Until someone knows what to do there, I'll send out manual messages weekly. If you'd like to receive these and are not getting them, please let me know.

* If you haven't read it yet, chapter one, on tetrasyllabic shi poetry, in 
How to Read Chinese Poetry is hugely useful for the Book of Odes, imo. 

* Remember you can also look at 
How to Read Chinese Poetry in Context.

* IF YOU HAVE FRIENDS WHO MIGHT LIKE TO JOIN or have other ideas, please let me know on 
this post.

* Every week I search the poems' English results to see if I can find any scholarship or neat bits and pop the results in Resources.

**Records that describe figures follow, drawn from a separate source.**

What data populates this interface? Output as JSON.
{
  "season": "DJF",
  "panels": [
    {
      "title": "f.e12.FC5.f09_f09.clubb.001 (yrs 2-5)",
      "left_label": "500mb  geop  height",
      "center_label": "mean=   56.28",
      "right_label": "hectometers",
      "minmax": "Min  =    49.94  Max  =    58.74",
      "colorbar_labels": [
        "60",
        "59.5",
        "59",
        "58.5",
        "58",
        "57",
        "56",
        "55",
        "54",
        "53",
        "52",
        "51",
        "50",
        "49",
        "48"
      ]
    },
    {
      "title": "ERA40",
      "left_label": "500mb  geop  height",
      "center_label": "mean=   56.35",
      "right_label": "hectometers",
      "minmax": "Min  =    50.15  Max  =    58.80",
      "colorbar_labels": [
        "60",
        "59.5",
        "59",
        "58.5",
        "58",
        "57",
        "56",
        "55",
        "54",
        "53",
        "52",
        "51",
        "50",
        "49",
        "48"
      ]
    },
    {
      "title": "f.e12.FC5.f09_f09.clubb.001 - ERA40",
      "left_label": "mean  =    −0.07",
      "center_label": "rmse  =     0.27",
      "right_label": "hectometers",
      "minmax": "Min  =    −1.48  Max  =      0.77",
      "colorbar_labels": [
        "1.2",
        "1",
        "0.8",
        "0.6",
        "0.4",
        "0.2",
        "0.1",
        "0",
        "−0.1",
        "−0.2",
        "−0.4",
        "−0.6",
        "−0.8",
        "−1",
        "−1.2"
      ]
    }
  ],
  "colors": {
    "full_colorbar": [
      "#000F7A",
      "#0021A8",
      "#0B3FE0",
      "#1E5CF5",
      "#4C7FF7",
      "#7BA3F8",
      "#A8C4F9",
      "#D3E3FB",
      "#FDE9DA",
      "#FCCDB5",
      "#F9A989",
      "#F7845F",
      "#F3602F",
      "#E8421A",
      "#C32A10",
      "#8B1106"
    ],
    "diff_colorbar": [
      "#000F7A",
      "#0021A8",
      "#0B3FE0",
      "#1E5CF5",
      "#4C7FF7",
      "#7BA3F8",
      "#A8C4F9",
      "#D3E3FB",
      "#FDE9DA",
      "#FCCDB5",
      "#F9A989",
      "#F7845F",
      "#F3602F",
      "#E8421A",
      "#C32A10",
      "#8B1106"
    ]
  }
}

Here is this week's 
collection.

**NEXT BATCH MAY 10.**
Date: 2021-05-09 04:10 pm (UTC)

Re: 217. 頍弁 - Kui Bian

superborb: (Default)
From: [personal profile] superborb
Baike says that the mistletoe and the dodder is considered a classic metaphor. The dodder is also a climbing plant. The host is the pine and cypress and the guests the parasitic plants. I think the parasitism is definitely meant to be read here.

All baike says about the leather caps is that they had an angular appearance, made of white deer leather, with a dome-like appearance. (Unsure how it is both angular and dome-like?)

Baike seems to think the graupel (not really sleet) is meant ominously, like, they don't know when they're going to die.

But yeah, Baike thinks pessimism, social unrest, the future is unknown type thing.
Date: 2021-05-09 03:57 pm (UTC)

Re: 217. 頍弁 - Kui Bian

superborb: (Default)
From: [personal profile] superborb
Baike:
Mao's commentary says this satirizes Zhou You wang, who has no relatives and cannot peacefully make merry with his family.

Although the tone of the poem is about a banquet, it also describes the relationships between the aristocrats. Beneath the surface of a lively atmosphere, they are pessimistic and disappointed, so it's a mood of "make merry while you can". It is an expression of the decline of last years of the Western Zhou Dynasty. (Also, Baike keeps referring to the aristocrats as 奴隶主贵族, which translates to the slave owning aristocrats, and I'm not sure if there is some connotation to the 'slave owner' part that I'm missing?)

Baike also notes that some scholars believe this wasn't meant as satire, just a song about enjoying life, but the people reading into it adds this meaning.